This works for now because the parents of the 35 percent, I would argue, spend an inordinate amount of time and effort worrying what their children say about them. To fall out of the charter and magnet class, at a time of great economic stress and anxiety, is to fall out of the middle class entirely. And, of course, every truly wealthy child is advanced and special. Just ask their parents.
My current circumstances, in which my family straddles the line between middle class and upper-middle, cause me to grapple with both of those corrosive instincts at the same time. I fail almost every day in fighting these instincts — from the classroom to the ball field. But I like to think I do fight. On Father’s Day, I think I can do my kids no greater service than to fight those instincts as hard as I can.

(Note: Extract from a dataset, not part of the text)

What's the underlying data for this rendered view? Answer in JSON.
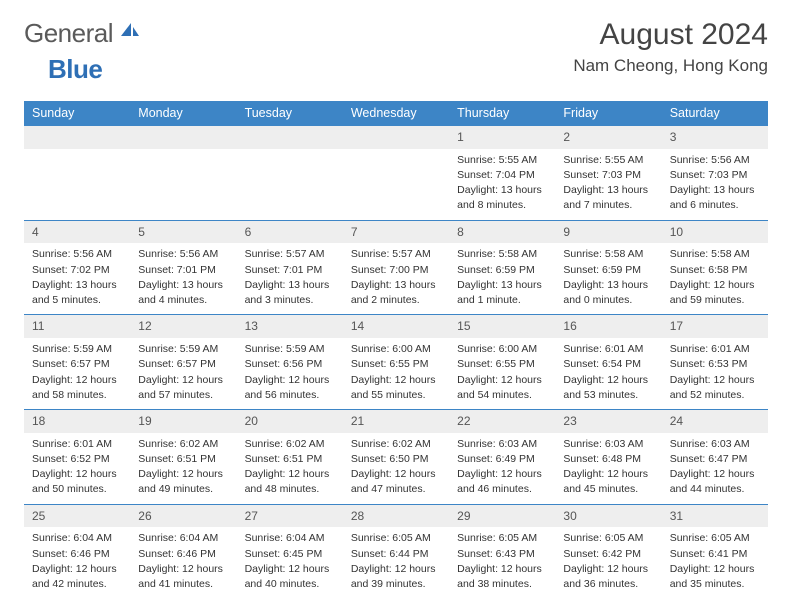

But you can see how effective marketing marketing that preys on these instincts can be. The idea that the “leadership class” might not be so terribly different from the dirty masses is terrifying. So it’s important for the leadership class to lie — both about itself and the dirty masses — so as to keep up the fiction of a difference.
And that’s why I keep writing these pieces, even if nobody comments or notices. I hate impunity. I hate lying. And I really hate lying about kids and people who try. And I absolutely will not lie about other people’s kids and the people who devote their lives to them to justify my own weaknesses and choices. If you ever catch me doing it, tear me to pieces.
I’m not going to let Kelli Stargel do it either, if I can help it. When she says she’s worried about the oversight of these “Step-up” charters, all available evidence is she is lying. As is everyone else who laments “kids these days” without including their own. McKeel needs the School District to eat the scores of the kids its doesn’t want to teach so it can continue to market against them and the rest of the 65 percent who aren’t particularly troubled and deserve much better than what the 35 percent are selling them about themselves.
In case you missed it, crime nationally dropped again in 2011. That’s been happening — more or less — for 20 years. It fell in the face of a depression for the less wealthy young people who tend to commit crime and get caught. And it fell in the face of an insane, pointless drug war waged by the feckless old against the young.
And, of course, I’ve shown that kids and teachers at traditional and poorer schools overachieve on test scores based on the demographic predictions of their student bodies. Fancy school kids, the leadership class kids, underachieve. Life doesn’t end at 18. No one will ask about the FCAT in your 30s. So I’m betting on the overachievers, the 65 percent. They and their parents are fighting inch-by-inch for every scrap they have in a game rigged against them. In a world that lies about them every day.
They have precious few defenders on the political left or right. If nothing else, I’m going to defend them here against Kelli Stargel and the liars and hypocrites and of the 35 percent. I’m sorry if that makes me tiresome.